In Excel 2007 and later you're able to use:

=IFERROR(A1;"")

to replace ="#N/A" or any other error with empty string.

5

Use the iserror() function. For instance, with a vlookup not finding a value in my table, I want to display Not found instead of #N/A, then I type the following:

=if(iserror(vlookup(A1,Sheet2!$A$1:$C$360,3,0)),'Not found',vlookup(A1,Sheet2!$A$1:$C$360,3,0))

So, this formula is just saying: if the vlookup function is retrieving an error, then return the string 'Not found', else return the result of the vlookup function.

0
1

SIMPLEST METHOD

You can use this directly in the cell with the formula if you want to skip the intermediate cell steps

=IFNA(formula,"text/value if formula result is #N/A")

This will put the result of the formula in the cell (if the result is not #N/A) and will put the text string (or whatever value you put as the second argument) in the cell instead if the formula result is #N/A.

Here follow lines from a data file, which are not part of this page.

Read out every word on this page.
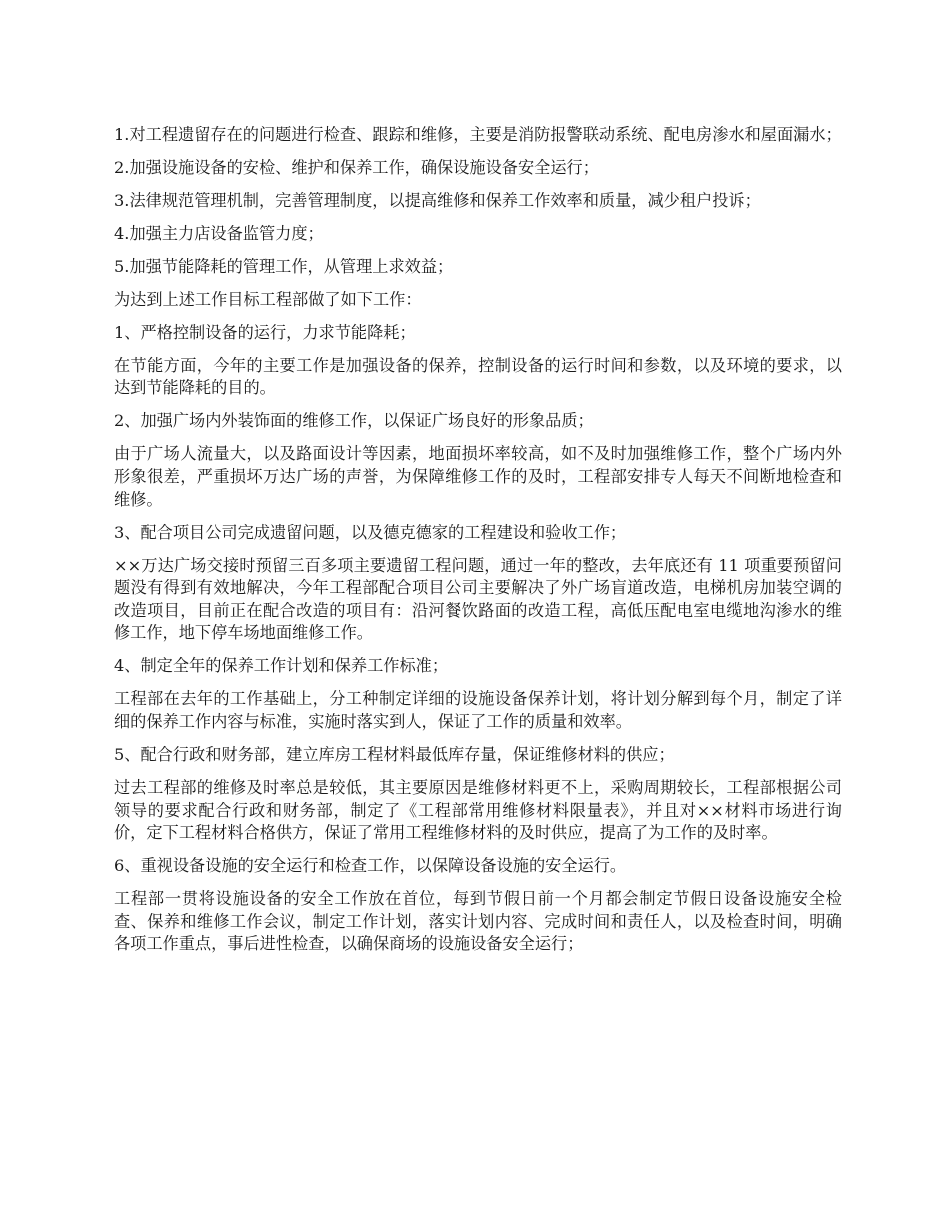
1.对工程遗留存在的问题进行检查、跟踪和维修，主要是消防报警联动系统、配电房渗水和屋面漏水；

2.加强设施设备的安检、维护和保养工作，确保设施设备安全运行；

3.法律规范管理机制，完善管理制度，以提高维修和保养工作效率和质量，减少租户投诉；

4.加强主力店设备监管力度；

5.加强节能降耗的管理工作，从管理上求效益；

为达到上述工作目标工程部做了如下工作：

1、严格控制设备的运行，力求节能降耗；

在节能方面，今年的主要工作是加强设备的保养，控制设备的运行时间和参数，以及环境的要求，以达到节能降耗的目的。

2、加强广场内外装饰面的维修工作，以保证广场良好的形象品质；

由于广场人流量大，以及路面设计等因素，地面损坏率较高，如不及时加强维修工作，整个广场内外形象很差，严重损坏万达广场的声誉，为保障维修工作的及时，工程部安排专人每天不间断地检查和维修。

3、配合项目公司完成遗留问题，以及德克德家的工程建设和验收工作；

××万达广场交接时预留三百多项主要遗留工程问题，通过一年的整改，去年底还有 11 项重要预留问题没有得到有效地解决，今年工程部配合项目公司主要解决了外广场盲道改造，电梯机房加装空调的改造项目，目前正在配合改造的项目有：沿河餐饮路面的改造工程，高低压配电室电缆地沟渗水的维修工作，地下停车场地面维修工作。

4、制定全年的保养工作计划和保养工作标准；

工程部在去年的工作基础上，分工种制定详细的设施设备保养计划，将计划分解到每个月，制定了详细的保养工作内容与标准，实施时落实到人，保证了工作的质量和效率。

5、配合行政和财务部，建立库房工程材料最低库存量，保证维修材料的供应；

过去工程部的维修及时率总是较低，其主要原因是维修材料更不上，采购周期较长，工程部根据公司领导的要求配合行政和财务部，制定了《工程部常用维修材料限量表》，并且对××材料市场进行询价，定下工程材料合格供方，保证了常用工程维修材料的及时供应，提高了为工作的及时率。

6、重视设备设施的安全运行和检查工作，以保障设备设施的安全运行。

工程部一贯将设施设备的安全工作放在首位，每到节假日前一个月都会制定节假日设备设施安全检查、保养和维修工作会议，制定工作计划，落实计划内容、完成时间和责任人，以及检查时间，明确各项工作重点，事后进性检查，以确保商场的设施设备安全运行；
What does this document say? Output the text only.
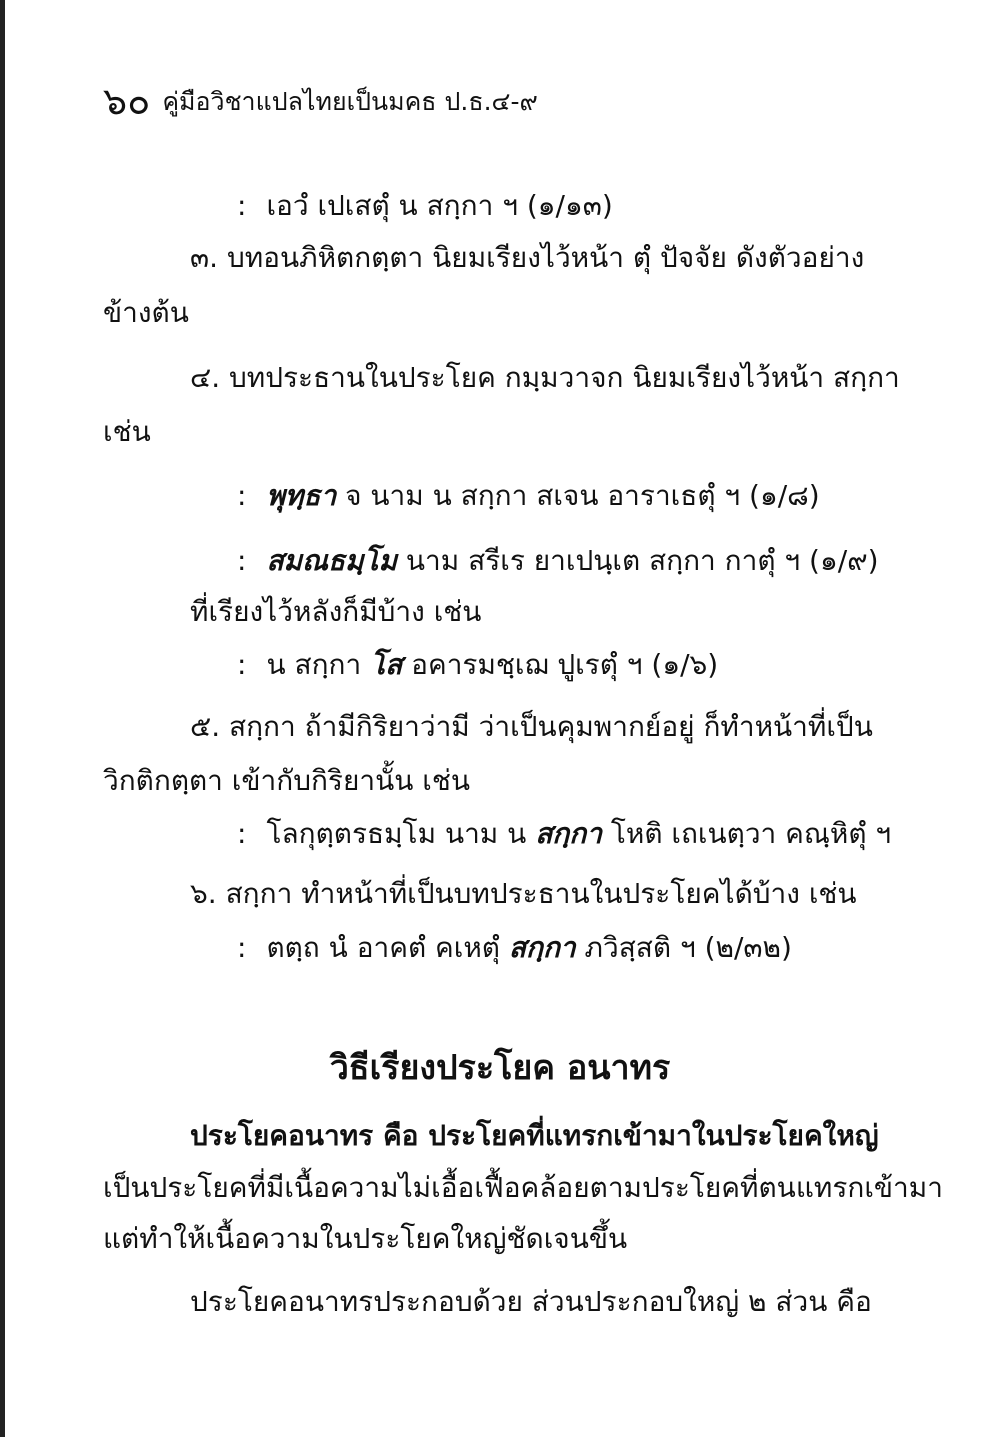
๖๐ คู่มือวิชาแปลไทยเป็นมคธ ป.ธ.๔-๙
: เอวํ เปเสตุํ น สกฺกา ฯ (๑/๑๓)
๓. บทอนภิหิตกตฺตา นิยมเรียงไว้หน้า ตุํ ปัจจัย ดังตัวอย่าง
ข้างต้น
๔. บทประธานในประโยค กมฺมวาจก นิยมเรียงไว้หน้า สกฺกา
เช่น
: พุทฺธา จ นาม น สกฺกา สเจน อาราเธตุํ ฯ (๑/๘)
: สมณธมฺโม นาม สรีเร ยาเปนฺเต สกฺกา กาตุํ ฯ (๑/๙)
ที่เรียงไว้หลังก็มีบ้าง เช่น
: น สกฺกา โส อคารมชฺเฌ ปูเรตุํ ฯ (๑/๖)
๕. สกฺกา ถ้ามีกิริยาว่ามี ว่าเป็นคุมพากย์อยู่ ก็ทำหน้าที่เป็น
วิกติกตฺตา เข้ากับกิริยานั้น เช่น
: โลกุตฺตรธมฺโม นาม น สกฺกา โหติ เถเนตฺวา คณฺหิตุํ ฯ
๖. สกฺกา ทำหน้าที่เป็นบทประธานในประโยคได้บ้าง เช่น
: ตตฺถ นํ อาคตํ คเหตุํ สกฺกา ภวิสฺสติ ฯ (๒/๓๒)
วิธีเรียงประโยค อนาทร
ประโยคอนาทร คือ ประโยคที่แทรกเข้ามาในประโยคใหญ่
เป็นประโยคที่มีเนื้อความไม่เอื้อเฟื้อคล้อยตามประโยคที่ตนแทรกเข้ามา
แต่ทำให้เนื้อความในประโยคใหญ่ชัดเจนขึ้น
ประโยคอนาทรประกอบด้วย ส่วนประกอบใหญ่ ๒ ส่วน คือ
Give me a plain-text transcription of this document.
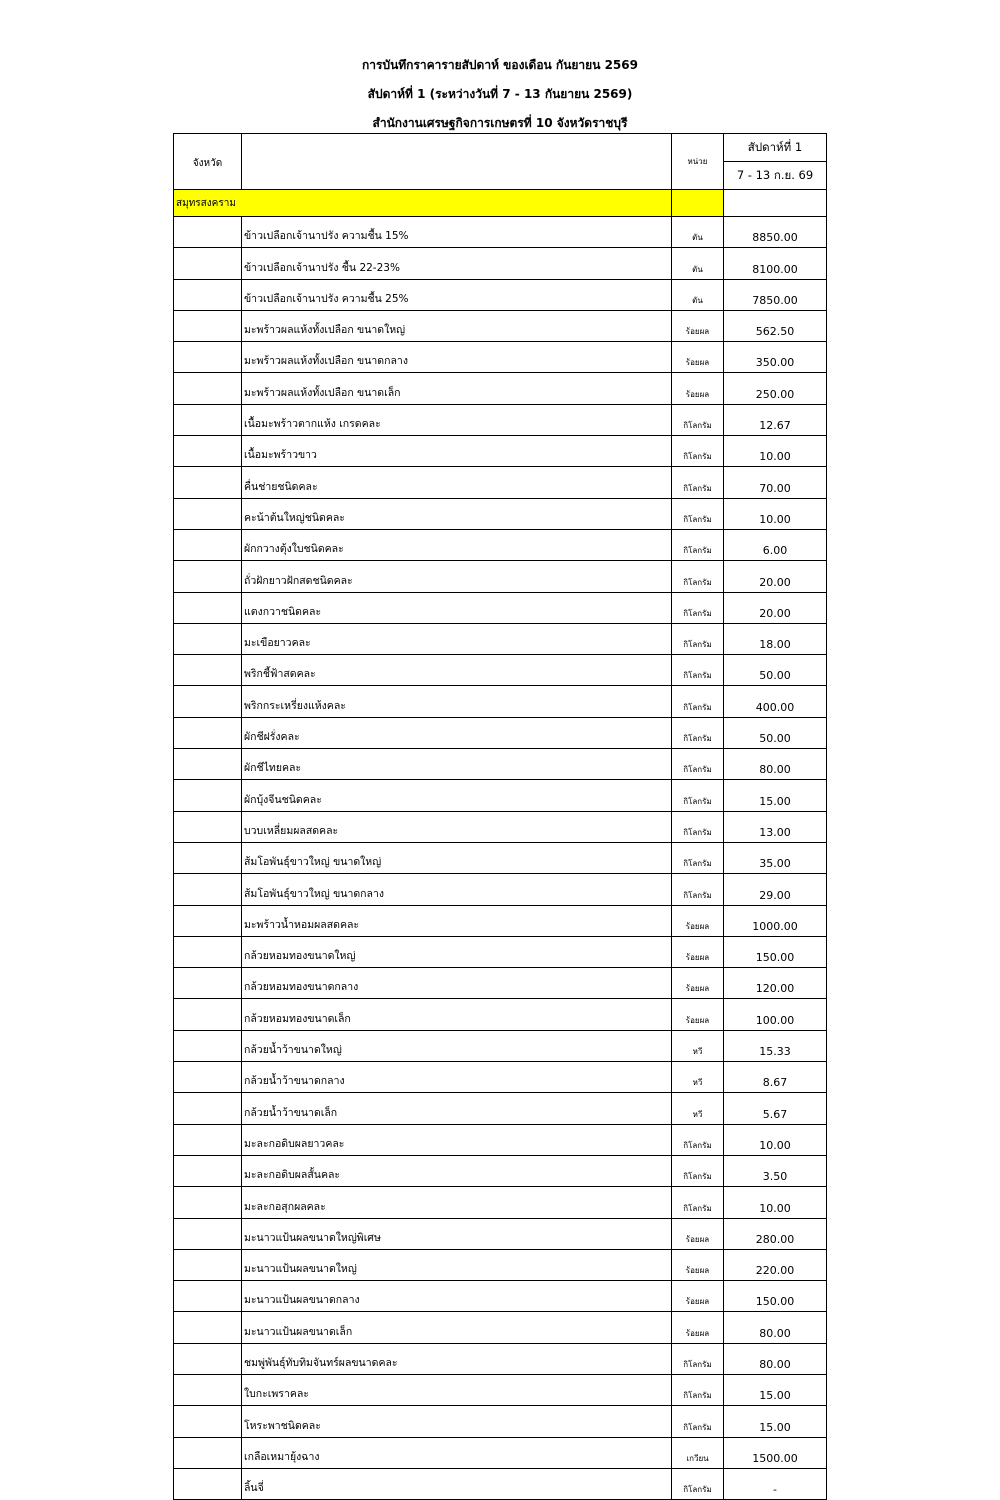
การบันทึกราคารายสัปดาห์ ของเดือน กันยายน 2569
สัปดาห์ที่ 1 (ระหว่างวันที่ 7 - 13 กันยายน 2569)
สำนักงานเศรษฐกิจการเกษตรที่ 10 จังหวัดราชบุรี
จังหวัด		หน่วย	สัปดาห์ที่ 1
			7 - 13 ก.ย. 69
สมุทรสงคราม			
	ข้าวเปลือกเจ้านาปรัง ความชื้น 15%	ตัน	8850.00
	ข้าวเปลือกเจ้านาปรัง ชื้น 22-23%	ตัน	8100.00
	ข้าวเปลือกเจ้านาปรัง ความชื้น 25%	ตัน	7850.00
	มะพร้าวผลแห้งทั้งเปลือก ขนาดใหญ่	ร้อยผล	562.50
	มะพร้าวผลแห้งทั้งเปลือก ขนาดกลาง	ร้อยผล	350.00
	มะพร้าวผลแห้งทั้งเปลือก ขนาดเล็ก	ร้อยผล	250.00
	เนื้อมะพร้าวตากแห้ง เกรดคละ	กิโลกรัม	12.67
	เนื้อมะพร้าวขาว	กิโลกรัม	10.00
	คื่นช่ายชนิดคละ	กิโลกรัม	70.00
	คะน้าต้นใหญ่ชนิดคละ	กิโลกรัม	10.00
	ผักกวางตุ้งใบชนิดคละ	กิโลกรัม	6.00
	ถั่วฝักยาวฝักสดชนิดคละ	กิโลกรัม	20.00
	แตงกวาชนิดคละ	กิโลกรัม	20.00
	มะเขือยาวคละ	กิโลกรัม	18.00
	พริกชี้ฟ้าสดคละ	กิโลกรัม	50.00
	พริกกระเหรี่ยงแห้งคละ	กิโลกรัม	400.00
	ผักชีฝรั่งคละ	กิโลกรัม	50.00
	ผักชีไทยคละ	กิโลกรัม	80.00
	ผักบุ้งจีนชนิดคละ	กิโลกรัม	15.00
	บวบเหลี่ยมผลสดคละ	กิโลกรัม	13.00
	ส้มโอพันธุ์ขาวใหญ่ ขนาดใหญ่	กิโลกรัม	35.00
	ส้มโอพันธุ์ขาวใหญ่ ขนาดกลาง	กิโลกรัม	29.00
	มะพร้าวน้ำหอมผลสดคละ	ร้อยผล	1000.00
	กล้วยหอมทองขนาดใหญ่	ร้อยผล	150.00
	กล้วยหอมทองขนาดกลาง	ร้อยผล	120.00
	กล้วยหอมทองขนาดเล็ก	ร้อยผล	100.00
	กล้วยน้ำว้าขนาดใหญ่	หวี	15.33
	กล้วยน้ำว้าขนาดกลาง	หวี	8.67
	กล้วยน้ำว้าขนาดเล็ก	หวี	5.67
	มะละกอดิบผลยาวคละ	กิโลกรัม	10.00
	มะละกอดิบผลสั้นคละ	กิโลกรัม	3.50
	มะละกอสุกผลคละ	กิโลกรัม	10.00
	มะนาวแป้นผลขนาดใหญ่พิเศษ	ร้อยผล	280.00
	มะนาวแป้นผลขนาดใหญ่	ร้อยผล	220.00
	มะนาวแป้นผลขนาดกลาง	ร้อยผล	150.00
	มะนาวแป้นผลขนาดเล็ก	ร้อยผล	80.00
	ชมพู่พันธุ์ทับทิมจันทร์ผลขนาดคละ	กิโลกรัม	80.00
	ใบกะเพราคละ	กิโลกรัม	15.00
	โหระพาชนิดคละ	กิโลกรัม	15.00
	เกลือเหมายุ้งฉาง	เกวียน	1500.00
	ลิ้นจี่	กิโลกรัม	-
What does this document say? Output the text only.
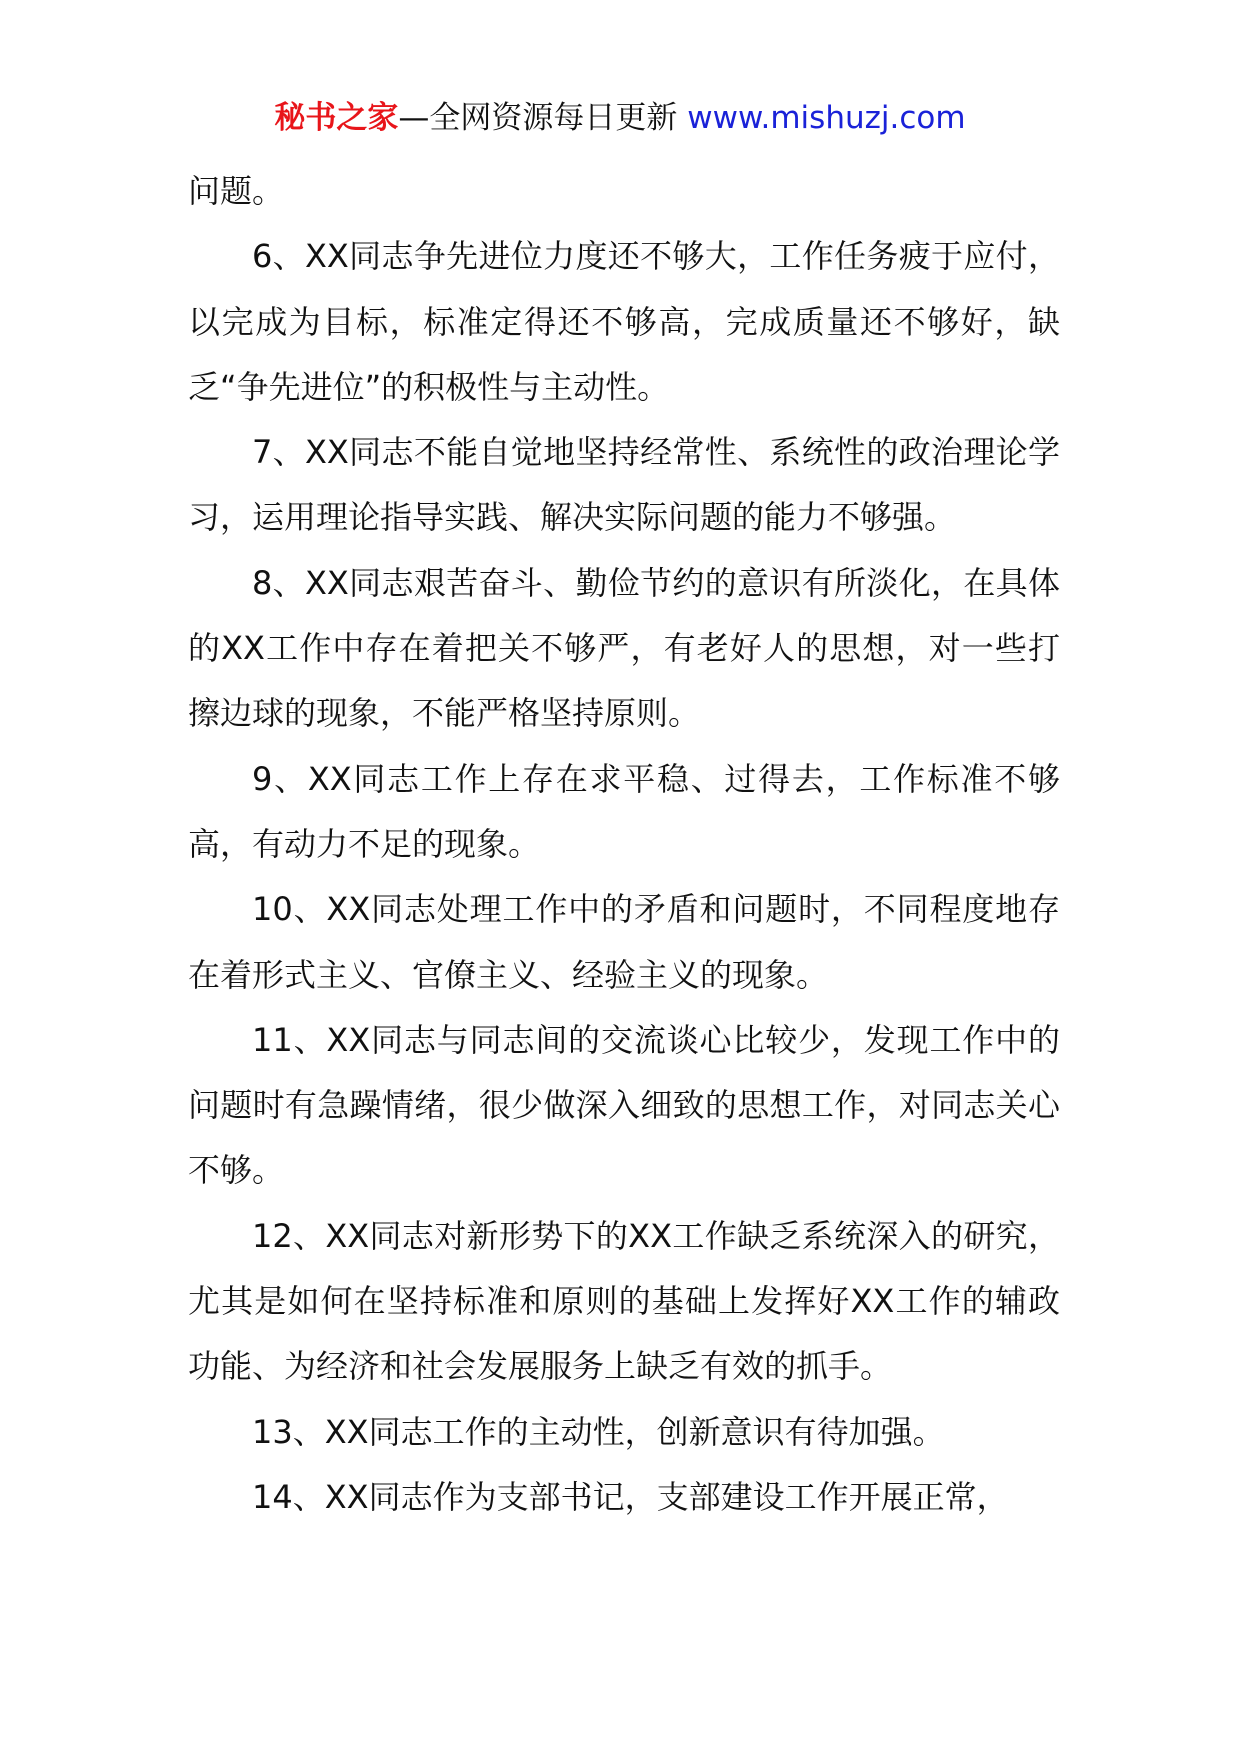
秘书之家—全网资源每日更新 www.mishuzj.com

问题。

6、XX同志争先进位力度还不够大，工作任务疲于应付，以完成为目标，标准定得还不够高，完成质量还不够好，缺乏“争先进位”的积极性与主动性。

7、XX同志不能自觉地坚持经常性、系统性的政治理论学习，运用理论指导实践、解决实际问题的能力不够强。

8、XX同志艰苦奋斗、勤俭节约的意识有所淡化，在具体的XX工作中存在着把关不够严，有老好人的思想，对一些打擦边球的现象，不能严格坚持原则。

9、XX同志工作上存在求平稳、过得去，工作标准不够高，有动力不足的现象。

10、XX同志处理工作中的矛盾和问题时，不同程度地存在着形式主义、官僚主义、经验主义的现象。

11、XX同志与同志间的交流谈心比较少，发现工作中的问题时有急躁情绪，很少做深入细致的思想工作，对同志关心不够。

12、XX同志对新形势下的XX工作缺乏系统深入的研究，尤其是如何在坚持标准和原则的基础上发挥好XX工作的辅政功能、为经济和社会发展服务上缺乏有效的抓手。

13、XX同志工作的主动性，创新意识有待加强。

14、XX同志作为支部书记，支部建设工作开展正常，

I use it with VLOOKUP and INDEX-MATCH all the time when I don't want the #N/A's to show. I replace what would be an #N/A result with a blank cell ("") or zero(0) or text ("text string") as needed.

-1

I used something similar to determine if an item in A matched one in D and not display #N/A. Used for presentation purposes. =IF(IFERROR(MATCH(A4,$D$2:$D$11,0),0)>0,"text for TRUE","text for FALSE")

1
  • 6
    This is a ridiculously convoluted response when kurp's answer already describes the relevant way to use IFERROR.